Но этой ночью его не волновало, какой будет погода, которую принесет рассвет, не трогало даже то, возьмет ли завтра собака след и не потеряет ли его. «К чему все это?» — говорил он себе, глядя на горящую свечу. И рубашка, упавшая и лежащая длинными, несминаемыми складками на его худых, волосатых ногах, и его борода, и широкий, испещренный морщинами лоб, у каждого, кто увидел бы его сейчас, непременно вызывали бы в памяти образ Дон Кихота, когда он, жертва собственных грез, без конца мерил шагами комнату на постоялом дворе. Пружины кровати заскрипели под тяжестью его тела. Он бросился на кровать, как прыгают в воду, то ли подкошенный усталостью, то ли испытывающий отвращение к самому себе оттого, что ему приходилось изображать себе подобных, согласившихся на несколько часов отдыха. Скрепя сердце покорялся он необходимости покоиться между двумя простынями, пересчитывая глазами потолочные балки — такова была одна из его странностей. Но в этот октябрьский вечер 1880 года ему было особенно, на редкость скверно. Он очень боялся, нет, даже был уверен, что не заснет. То, что его мучило, душило и жгло, было родственно отчаянию волка: в этом смутном ощущении была та же смесь тоски и гнева. Но если волк мог излить свою боль в завываниях, то Эспри де Катрелису оставалось только пережевывать ядовитую траву своих мыслей, все больше и больше заражаясь унынием, к которому этот человек действия был приговорен обстоятельствами. Когда он впадал в это состояние, перемежавшееся охами, ворчанием и вздохами, то всякий раз не мог отвести блестящих глаз от запястьев рук, высовывающихся из слишком коротких рукавов и лежащих поверх клетчатого пледа. Вены на его запястьях переплетались подобно искривленным корням и напоминали сухие и когтистые плети плюща. Кожа, испещренная этими древовидными разветвлениями, была глянцевой, с прожилками, как на пергаментной бумаге. В прежние времена это были руки знатного, светского человека, руки военачальника, но как же быстротечны оказались эти времена! Возраст обезобразил фаланги пальцев. Ногти, обломанные и с изрядным количеством грязи под ними, продолжали испорченные домашней работой и бурые от табака пальцы, которые в этот момент то сжимались, то разжимались, то снова начинали блуждать, увеличивая дыры в материи или расщипывая нитки бахромы, и без того уже изрядно потертой. Совсем близко от окна раздался прерывистый крик совы. И вот уже птица, привлеченная светом, взгромоздилась на подоконник и ударила клювом в стекло.
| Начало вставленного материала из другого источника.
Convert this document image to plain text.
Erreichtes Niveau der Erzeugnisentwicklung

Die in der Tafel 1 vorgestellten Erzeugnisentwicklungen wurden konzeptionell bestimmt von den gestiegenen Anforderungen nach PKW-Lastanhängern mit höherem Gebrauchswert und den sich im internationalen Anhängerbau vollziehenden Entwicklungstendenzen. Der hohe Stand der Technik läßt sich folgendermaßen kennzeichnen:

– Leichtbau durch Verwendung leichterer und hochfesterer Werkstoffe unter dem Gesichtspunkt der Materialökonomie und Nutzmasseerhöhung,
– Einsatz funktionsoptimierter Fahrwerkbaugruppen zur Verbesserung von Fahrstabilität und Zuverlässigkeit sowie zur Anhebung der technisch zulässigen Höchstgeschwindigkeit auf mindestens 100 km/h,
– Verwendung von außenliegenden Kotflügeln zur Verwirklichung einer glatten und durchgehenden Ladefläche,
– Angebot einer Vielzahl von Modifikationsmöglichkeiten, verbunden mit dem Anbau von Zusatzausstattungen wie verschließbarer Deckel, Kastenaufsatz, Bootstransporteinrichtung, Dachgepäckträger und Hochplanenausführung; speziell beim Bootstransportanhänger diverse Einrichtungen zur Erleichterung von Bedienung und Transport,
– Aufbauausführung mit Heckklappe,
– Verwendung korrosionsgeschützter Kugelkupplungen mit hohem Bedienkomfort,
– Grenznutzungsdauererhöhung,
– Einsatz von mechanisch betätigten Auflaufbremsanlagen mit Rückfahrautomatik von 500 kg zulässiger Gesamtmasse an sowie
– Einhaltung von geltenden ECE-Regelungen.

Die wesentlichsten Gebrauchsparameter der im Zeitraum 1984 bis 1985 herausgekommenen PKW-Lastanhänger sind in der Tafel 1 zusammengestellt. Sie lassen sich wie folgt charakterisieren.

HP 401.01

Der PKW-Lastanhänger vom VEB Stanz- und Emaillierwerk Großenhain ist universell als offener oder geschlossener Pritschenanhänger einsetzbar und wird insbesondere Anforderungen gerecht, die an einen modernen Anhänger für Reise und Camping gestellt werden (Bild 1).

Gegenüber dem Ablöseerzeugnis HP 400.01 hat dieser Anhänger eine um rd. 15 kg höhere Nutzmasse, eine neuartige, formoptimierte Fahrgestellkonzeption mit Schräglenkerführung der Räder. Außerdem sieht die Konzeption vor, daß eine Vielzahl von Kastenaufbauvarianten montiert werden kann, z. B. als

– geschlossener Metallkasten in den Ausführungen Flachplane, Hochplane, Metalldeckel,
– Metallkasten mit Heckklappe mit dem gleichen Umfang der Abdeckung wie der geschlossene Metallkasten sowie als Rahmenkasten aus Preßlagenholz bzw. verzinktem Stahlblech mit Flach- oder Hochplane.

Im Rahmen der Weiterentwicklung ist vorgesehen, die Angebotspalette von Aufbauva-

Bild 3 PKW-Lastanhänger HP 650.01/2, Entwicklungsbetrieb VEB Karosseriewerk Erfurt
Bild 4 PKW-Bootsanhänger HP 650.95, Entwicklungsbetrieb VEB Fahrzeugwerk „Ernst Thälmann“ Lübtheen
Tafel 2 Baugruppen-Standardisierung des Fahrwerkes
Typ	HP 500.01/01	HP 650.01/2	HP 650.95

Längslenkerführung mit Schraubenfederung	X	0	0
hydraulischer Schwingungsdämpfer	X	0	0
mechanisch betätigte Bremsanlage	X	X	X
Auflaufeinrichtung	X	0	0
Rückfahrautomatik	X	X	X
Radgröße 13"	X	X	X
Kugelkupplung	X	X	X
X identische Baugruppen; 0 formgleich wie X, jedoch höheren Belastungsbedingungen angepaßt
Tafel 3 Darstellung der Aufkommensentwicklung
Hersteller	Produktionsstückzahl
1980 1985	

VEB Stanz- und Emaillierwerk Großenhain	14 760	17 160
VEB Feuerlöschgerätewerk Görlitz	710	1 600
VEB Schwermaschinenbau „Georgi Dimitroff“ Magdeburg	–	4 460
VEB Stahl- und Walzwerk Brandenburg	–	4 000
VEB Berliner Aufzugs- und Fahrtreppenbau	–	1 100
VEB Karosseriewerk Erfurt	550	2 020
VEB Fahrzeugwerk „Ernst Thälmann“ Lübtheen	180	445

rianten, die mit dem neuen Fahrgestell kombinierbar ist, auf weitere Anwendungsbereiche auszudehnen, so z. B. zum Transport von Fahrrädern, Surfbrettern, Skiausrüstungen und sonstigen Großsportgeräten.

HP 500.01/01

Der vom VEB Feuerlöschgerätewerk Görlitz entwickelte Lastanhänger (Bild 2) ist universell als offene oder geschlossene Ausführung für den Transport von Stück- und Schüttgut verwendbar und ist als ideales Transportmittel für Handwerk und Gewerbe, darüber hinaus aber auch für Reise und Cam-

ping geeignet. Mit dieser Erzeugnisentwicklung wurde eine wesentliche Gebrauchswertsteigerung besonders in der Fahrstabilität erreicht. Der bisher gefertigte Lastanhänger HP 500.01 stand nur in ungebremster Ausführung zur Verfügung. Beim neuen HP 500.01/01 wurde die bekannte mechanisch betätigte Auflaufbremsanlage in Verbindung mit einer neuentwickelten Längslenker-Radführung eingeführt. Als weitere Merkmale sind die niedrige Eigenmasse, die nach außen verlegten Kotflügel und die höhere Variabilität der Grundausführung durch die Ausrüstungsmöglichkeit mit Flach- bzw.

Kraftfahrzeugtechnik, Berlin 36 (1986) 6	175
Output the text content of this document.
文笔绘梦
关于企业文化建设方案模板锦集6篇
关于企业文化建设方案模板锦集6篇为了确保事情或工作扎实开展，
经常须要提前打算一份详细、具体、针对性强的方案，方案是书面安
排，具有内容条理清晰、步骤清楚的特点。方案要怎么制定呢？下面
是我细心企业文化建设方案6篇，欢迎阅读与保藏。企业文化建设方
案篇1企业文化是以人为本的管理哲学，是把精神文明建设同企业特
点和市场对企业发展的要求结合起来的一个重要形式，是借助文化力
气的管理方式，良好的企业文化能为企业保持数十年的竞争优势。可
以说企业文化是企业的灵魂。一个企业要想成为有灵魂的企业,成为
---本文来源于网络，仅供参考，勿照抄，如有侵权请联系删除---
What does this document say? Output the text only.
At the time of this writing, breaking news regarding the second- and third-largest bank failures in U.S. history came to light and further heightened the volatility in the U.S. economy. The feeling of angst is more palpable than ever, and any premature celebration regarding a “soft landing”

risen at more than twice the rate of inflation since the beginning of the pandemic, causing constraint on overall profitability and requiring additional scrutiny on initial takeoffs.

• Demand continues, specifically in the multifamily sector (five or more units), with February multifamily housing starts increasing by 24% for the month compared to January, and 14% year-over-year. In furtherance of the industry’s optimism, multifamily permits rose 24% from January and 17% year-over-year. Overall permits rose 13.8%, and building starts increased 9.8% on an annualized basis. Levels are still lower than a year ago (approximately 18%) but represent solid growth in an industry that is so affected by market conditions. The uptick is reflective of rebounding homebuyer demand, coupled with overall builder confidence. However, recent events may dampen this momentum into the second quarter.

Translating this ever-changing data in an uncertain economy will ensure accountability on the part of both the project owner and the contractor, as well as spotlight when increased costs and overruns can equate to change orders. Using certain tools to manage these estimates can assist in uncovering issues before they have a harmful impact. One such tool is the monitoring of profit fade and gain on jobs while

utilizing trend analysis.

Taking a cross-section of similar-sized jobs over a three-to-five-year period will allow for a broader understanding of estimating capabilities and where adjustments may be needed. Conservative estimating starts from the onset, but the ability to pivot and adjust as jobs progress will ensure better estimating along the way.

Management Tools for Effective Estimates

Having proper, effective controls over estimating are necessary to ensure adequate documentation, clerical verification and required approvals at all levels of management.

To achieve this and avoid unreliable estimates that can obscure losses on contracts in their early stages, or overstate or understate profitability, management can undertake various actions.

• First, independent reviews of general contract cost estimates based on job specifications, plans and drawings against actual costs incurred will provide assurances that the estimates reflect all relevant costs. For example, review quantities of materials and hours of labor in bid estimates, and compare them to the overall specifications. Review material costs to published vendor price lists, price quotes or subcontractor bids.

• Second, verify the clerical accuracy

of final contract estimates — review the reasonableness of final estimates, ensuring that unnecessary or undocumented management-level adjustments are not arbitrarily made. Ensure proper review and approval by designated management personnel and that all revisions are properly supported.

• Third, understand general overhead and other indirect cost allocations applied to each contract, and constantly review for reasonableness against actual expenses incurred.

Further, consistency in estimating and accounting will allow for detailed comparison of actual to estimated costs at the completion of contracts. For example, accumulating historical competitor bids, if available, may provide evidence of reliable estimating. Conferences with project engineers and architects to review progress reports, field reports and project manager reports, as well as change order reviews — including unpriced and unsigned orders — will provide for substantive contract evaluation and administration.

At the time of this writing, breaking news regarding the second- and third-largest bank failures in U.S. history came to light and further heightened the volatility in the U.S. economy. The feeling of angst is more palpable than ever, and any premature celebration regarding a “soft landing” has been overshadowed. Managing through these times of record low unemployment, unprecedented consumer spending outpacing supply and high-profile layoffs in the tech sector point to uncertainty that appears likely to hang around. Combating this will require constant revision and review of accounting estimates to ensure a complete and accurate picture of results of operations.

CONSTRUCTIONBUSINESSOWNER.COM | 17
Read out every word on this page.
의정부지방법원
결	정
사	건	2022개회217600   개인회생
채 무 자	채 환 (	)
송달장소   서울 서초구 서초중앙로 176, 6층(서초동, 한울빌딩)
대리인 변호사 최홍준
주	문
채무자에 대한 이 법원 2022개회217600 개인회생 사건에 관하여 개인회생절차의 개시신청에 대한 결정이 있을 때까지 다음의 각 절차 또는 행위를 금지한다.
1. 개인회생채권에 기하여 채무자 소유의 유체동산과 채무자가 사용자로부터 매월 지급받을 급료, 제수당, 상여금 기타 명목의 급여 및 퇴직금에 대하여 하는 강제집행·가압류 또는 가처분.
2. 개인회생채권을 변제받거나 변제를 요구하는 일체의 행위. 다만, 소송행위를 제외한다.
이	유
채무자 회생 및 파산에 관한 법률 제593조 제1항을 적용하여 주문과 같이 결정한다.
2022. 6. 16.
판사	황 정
— Это ты, моя подружка? По крайней мере, ты мне верна!
«И более счастлива, чем я! — добавил он про себя. — Ты свободна, ты можешь делать то, что тебе хочется! И нет такого закона, чтобы запретить тебе охотиться на свой лад… Хозяйка леса!.. Ты пришла меня навестить, как и старый волк, вы — мои гости, да, да! Баста! Животные лучше людей со всей их жестокостью и вероломством. Что бы мне родиться в твоем оперении и питаться мышами или родиться в шкуре сторожевого пса!»
Там, вплотную к стеклу, как посланец далеких холодных звезд, сидел маленький пестрый, неподвижный, но живой и теплый комочек; два зеленоватых глаза, огромных, окруженных белыми пушистыми венчиками, неотрывно смотрели, зачарованные, на точку света перед старым мыслителем.
Господин де Катрелис нашел в ящике ночного столика четыре книги, некогда пронзившие чье-то сердце. Они составляли всю «библиотеку» Гурнавы. Он без конца перечитывал их, находя все новые и новые темы для размышлений, новые направления, для мечтаний, скрашивая этим свои бессонные ночи. Это были «Мысли» Паскаля, Библия, «Трактат об охоте» Гастона Фебюса и «Судьбы» Альфреда де Виньи. Рассеянно он перелистывал Паскаля. На многих страницах были пометки: поля, усыпанные восклицательными или вопросительными знаками, крестиками, подчеркнутыми одной или несколькими чертами. Что в гениальной тоске Паскаля нашла эта душа? Нет, не недостаток изящества или глубины мысли, лишь удивительную, совершенную цельность. Как она проникла в это закрытое на три замка сердце? И почему все же душа его не могла обрести покоя? Почему он прикидывался странным, рядился сильным, прятался в суровость?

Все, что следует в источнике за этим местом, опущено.